Search code examples
c++visual-c++sseavx

How does MSVC avoid mixing SSE and AVX?


Despite an infamous penalty for mixing SSE and AVX encoding (see Why is this SSE code 6 times slower without VZEROUPPER on Skylake?), there may be a need to mix 128-bit and 256-bit operations.

The penalty can be avoided by always AVX encoding, even for 128-but operation, or adding vzeroupper before any SSE encoding.

For compiler-generated code, if AVX is enabled, a compiler would assume that AVX is available, and will use AVX encoding. For every function that can be called externally, a compiler would insert vzeroupper in the end.

MSVC however allows generation of AVX code without AVX enabled via the direct use of intrinsics (unlike some other compilers which would require an AVX-enabling option to use AVX intrinsics).

How would it avoid mixing SSE and AVX if both intrinsics are used in a single function?


Solution

  • The compiler would use AVX encoding after the first AVX intrinsic. For example, the following function:

    void test1(__m256i* dest, char x, char y)
    {
            __m256i a = _mm256_broadcastw_epi16(_mm_cvtsi32_si128(x)); // movd then vpbroadcastw
            __m256i b = _mm256_broadcastw_epi16(_mm_cvtsi32_si128(y)); // vmovd then vpbroadcastw
            _mm256_store_si256(dest, _mm256_andnot_si256(a, b));
    }
    

    would have the first _mm_cvtsi32_si128 encoded as movd, and the second as vmovd. And it will insert vzeroupper in the end.

    It will use AVX encoding from the beginning if a parameter is taken via AVX register (this happens using __vectorcall calling convention). The same way, if __m256i type is returned, vzeroupper will not be inserted in the end.

    This does not apply to unoptimized compilation. With /Od or no /O... option, it will just use the minimum level encoding for any of the instructions. It will also not insert vzeroupper in the end for unoptimized compilation.

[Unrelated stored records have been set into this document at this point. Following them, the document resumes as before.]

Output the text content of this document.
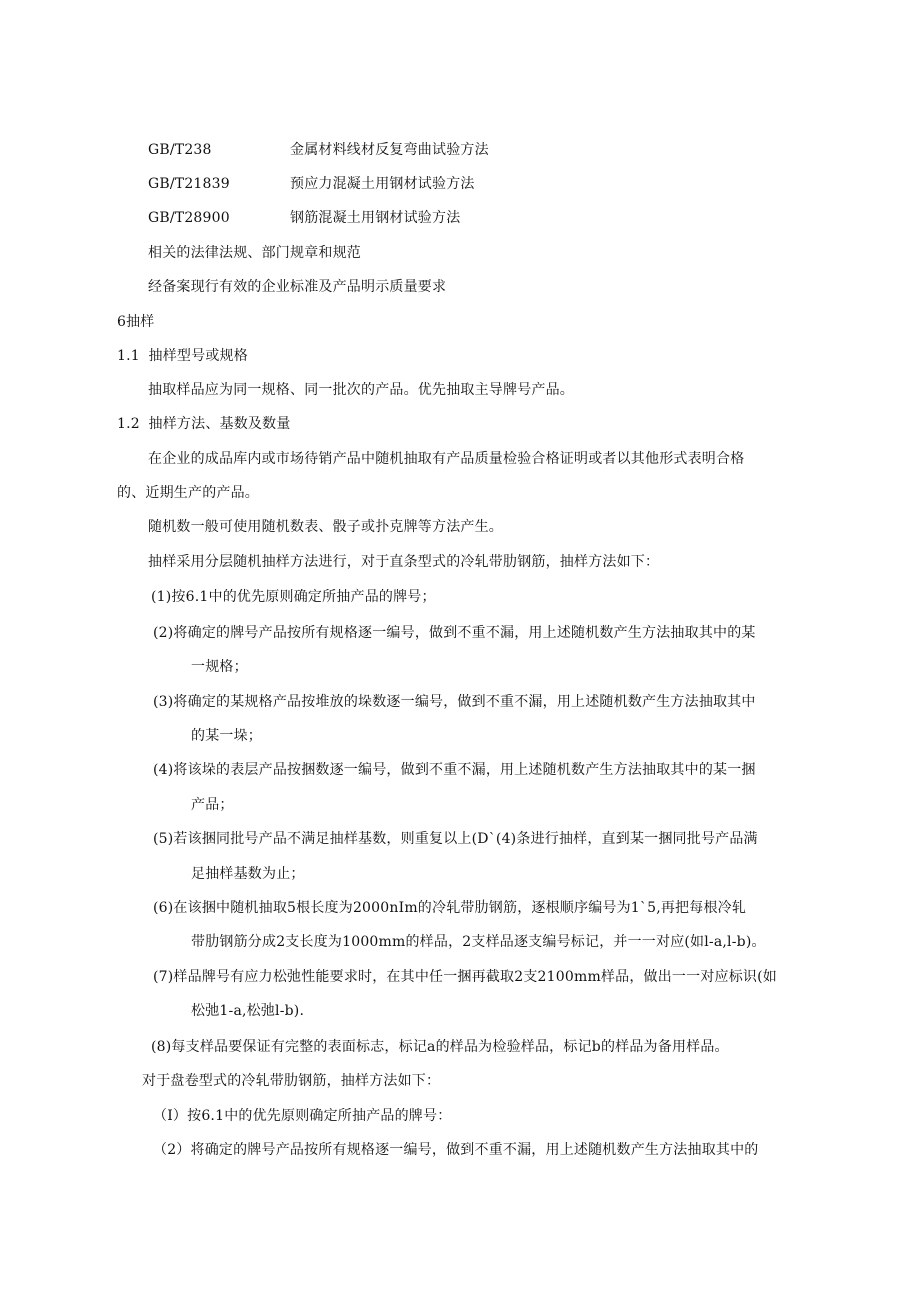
GB/T238	金属材料线材反复弯曲试验方法
GB/T21839	预应力混凝土用钢材试验方法
GB/T28900	钢筋混凝土用钢材试验方法
相关的法律法规、部门规章和规范
经备案现行有效的企业标准及产品明示质量要求
6抽样
1.1 抽样型号或规格
抽取样品应为同一规格、同一批次的产品。优先抽取主导牌号产品。
1.2 抽样方法、基数及数量
在企业的成品库内或市场待销产品中随机抽取有产品质量检验合格证明或者以其他形式表明合格
的、近期生产的产品。
随机数一般可使用随机数表、骰子或扑克牌等方法产生。
抽样采用分层随机抽样方法进行，对于直条型式的冷轧带肋钢筋，抽样方法如下：
(1)按6.1中的优先原则确定所抽产品的牌号；
(2)将确定的牌号产品按所有规格逐一编号，做到不重不漏，用上述随机数产生方法抽取其中的某
一规格；
(3)将确定的某规格产品按堆放的垛数逐一编号，做到不重不漏，用上述随机数产生方法抽取其中
的某一垛；
(4)将该垛的表层产品按捆数逐一编号，做到不重不漏，用上述随机数产生方法抽取其中的某一捆
产品；
(5)若该捆同批号产品不满足抽样基数，则重复以上(D`(4)条进行抽样，直到某一捆同批号产品满
足抽样基数为止；
(6)在该捆中随机抽取5根长度为2000nIm的冷轧带肋钢筋，逐根顺序编号为1`5,再把每根冷轧
带肋钢筋分成2支长度为1000mm的样品，2支样品逐支编号标记，并一一对应(如l-a,l-b)。
(7)样品牌号有应力松弛性能要求时，在其中任一捆再截取2支2100mm样品，做出一一对应标识(如
松弛1-a,松弛l-b).
(8)每支样品要保证有完整的表面标志，标记a的样品为检验样品，标记b的样品为备用样品。
对于盘卷型式的冷轧带肋钢筋，抽样方法如下：
（I）按6.1中的优先原则确定所抽产品的牌号：
（2）将确定的牌号产品按所有规格逐一编号，做到不重不漏，用上述随机数产生方法抽取其中的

    Godbolt's compiler explorer demo.


    Unfortunately, this does not always work

    In this issue it was discussed that in some situation MSVC still emits non-VEX-encoded SSE in AVX code. This:

    #include <intrin.h>
    
    static __m128i __vectorcall f1(__m128i a, __m128i b)
    {
        return  _mm_add_epi32(a, b);
    }
    
    __m256i __vectorcall f2(__m128i a, __m128i b)
    {
        // Non-VEX+VEX
        return  _mm256_cvtepi16_epi32(f1(a, b));
    }
    
    __m256i __vectorcall WholeFunction(__m128i a, __m128i b) {
        __m256i c = _mm256_xor_si256(_mm256_castsi128_si256(a), _mm256_castsi128_si256(b));
        return _mm256_xor_si256(f2(a, b), c);
    }
    

    Makes the compiler mix paddd and vmovups.

    Godbolt's compiler explorer demo.

    I've created Developer Community issue 10618264.